One in five businesses plan to buy tablets for their employees in the next few months as the devices shift from media consumption to productivity.

Up until now, this tablet business has been nothing but fun and games. It's about time it got serious, and several market forces are combining to make it so.

Schools and businesses have begun to take tablets, primarily Apple's market-dominating iPad, seriously.

More than 1 in 5 businesses plan to buy tablets for their employees by the middle of the year, according to a ChangeWave Research survey this month. And in the wake of Apple's digital textbook crusade in January, school districts across the country plan to purchase iPads for their students. When they do, it often will be to replace not only paper textbooks, but instead of classroom PCs, laptops or netbooks.

Tablets, sometimes referred to as media tablets, up until now have been largely consumer devices aimed at media consumption: watching movies or videos, listening to music, reading news or books, or checking e-mail, Twitter or Facebook posts.

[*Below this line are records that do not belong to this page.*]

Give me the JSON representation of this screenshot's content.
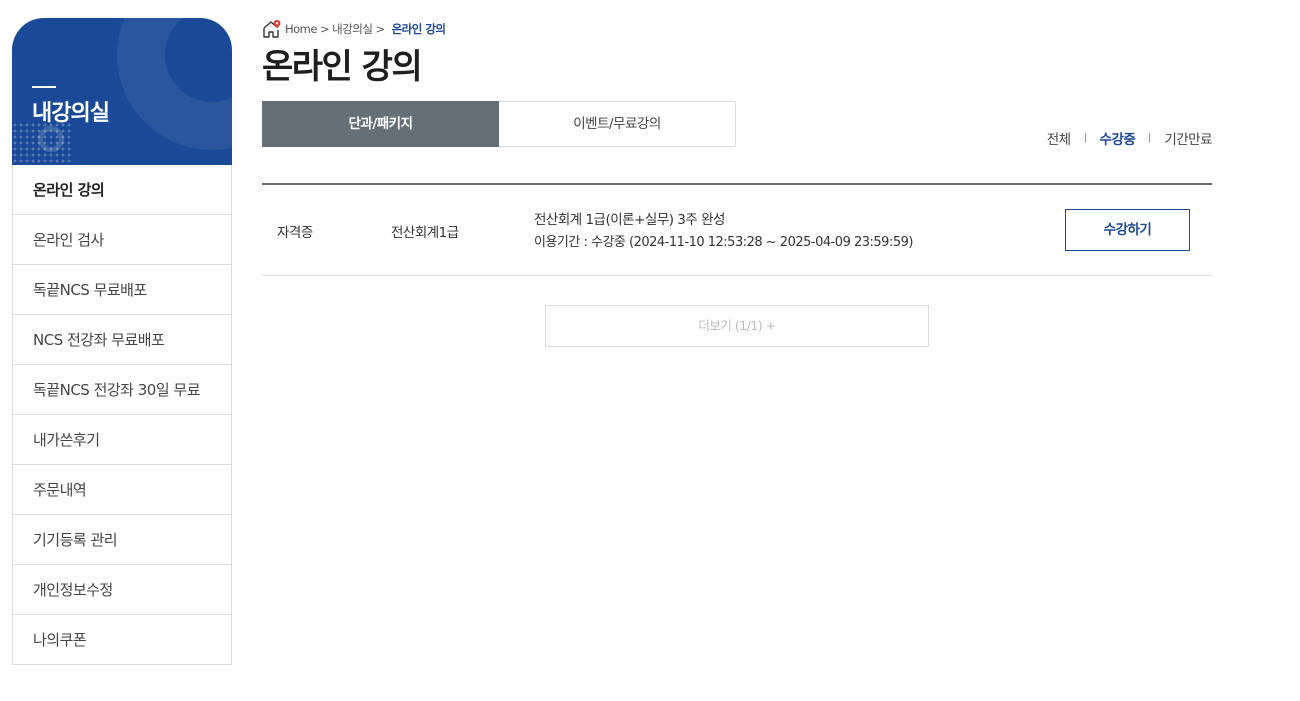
{
  "sidebar": {
    "title": "내강의실",
    "items": [
      {
        "label": "온라인 강의",
        "active": true
      },
      {
        "label": "온라인 검사"
      },
      {
        "label": "독끝NCS 무료배포"
      },
      {
        "label": "NCS 전강좌 무료배포"
      },
      {
        "label": "독끝NCS 전강좌 30일 무료"
      },
      {
        "label": "내가쓴후기"
      },
      {
        "label": "주문내역"
      },
      {
        "label": "기기등록 관리"
      },
      {
        "label": "개인정보수정"
      },
      {
        "label": "나의쿠폰"
      }
    ],
    "brand_color": "#1a4a97"
  },
  "breadcrumb": {
    "home": "Home",
    "parent": "내강의실",
    "current": "온라인 강의",
    "home_icon": "home-pin-icon"
  },
  "page": {
    "title": "온라인 강의"
  },
  "tabs": [
    {
      "label": "단과/패키지",
      "active": true
    },
    {
      "label": "이벤트/무료강의",
      "active": false
    }
  ],
  "filters": [
    {
      "label": "전체",
      "active": false
    },
    {
      "label": "수강중",
      "active": true
    },
    {
      "label": "기간만료",
      "active": false
    }
  ],
  "courses": [
    {
      "category": "자격증",
      "subject": "전산회계1급",
      "title": "전산회계 1급(이론+실무) 3주 완성",
      "period": "이용기간 : 수강중 (2024-11-10 12:53:28 ~ 2025-04-09 23:59:59)",
      "button": "수강하기"
    }
  ],
  "more": {
    "label": "더보기 (1/1) +"
  },
  "colors": {
    "accent": "#1a4a97",
    "tab_active": "#656f78",
    "home_pin": "#e03a2f"
  }
}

When Amazon CEO Jeff Bezos introduced the popular Kindle Fire tablet last fall, he referred to it as primarily a delivery service for Amazon's digital content. That's why Amazon is willing to lose money on every Kindle Fire it sells, as it believes it will more than make that up with the content Kindle Fire users will buy.

But for whatever reason, people like to bring their gadgets to work, and IT departments have had to accommodate this “bring your own device” movement. As that has occurred, the potential usefulness of tablets in business have become more apparent.

Both Microsoft and Salesforce.com, for instance, have announced full-blown customer-relations management apps to access CRM systems commonly used by businesses. The credit-card app company Square has just introduced a combined card-reading device and app that turns an iPad into a point-of-sale terminal for small businesses, complete with inventory control and marketing analytics.

When the new iPad was introduced earlier this month, many industry analysts were looking for evidence of greater emphasis on productivity, whether through better input options like keyboards, handwriting translation or dictation to full-blown productivity suites like an iPad version of Microsoft Office.

Apple did introduce the ability to do dictation, and announced it had beefed up its own iWork office suite to take advantage of the new iPad, but nothing was forthcoming on Microsoft Office.

The news Web site The Daily reported last month that Microsoft was on the verge of introducing an iPad version of Office, but Microsoft denied it. In the meantime, OnLive.com introduced a cloud-based version of the suite that iPad or Android tablet users could access through a client app. Microsoft was less than happy with this development and has since warned that OnLive may be violating its software licensing agreement.

Some see Microsoft either delaying or not producing an iPad app because it would cannibalize its efforts to turn Windows into a tablet-friendly operating system that can bridge the gap between consumers and business. When Windows 8 launches later this year, a tablet-friendly Windows 8 version of Office is expected to launch around the same time.

At the annual CeBIT international business IT conference in Hanover, Germany, earlier this month, Microsoft released a free public preview version of Windows 8 with much emphasis on how well it integrated tablets into large corporate IT environments. With the giant head start by Apple's iPad and its Android competitors, that angle is the best hope for Microsoft and its chip-making partner, Intel, to get in on tablet fever.

Hewlett-Packard, Dell, Lenovo, Samsung and Nokia are among the electronics manufacturing giants who have announced they will be producing Windows 8 tablets this year. When they do, expect those tablets to emphasize business-friendly features.

Several, in fact, that are to be introduced under Intel's Ultrabook superlight laptop category, will have the form of a laptop but with a detachable screen that becomes a tablet. Those computers will be ideal to take advantage of Windows 8's ability to switch from a tablet interface, which Microsoft calls Metro, to a traditional desktop interface closer in resemblance to older versions of Windows.

The introduction of Windows 8 will put pressure on Apple and Android manufacturers, already beginning to duke it out in the business world, to respond in kind. By the end of this year, tablets will mean business.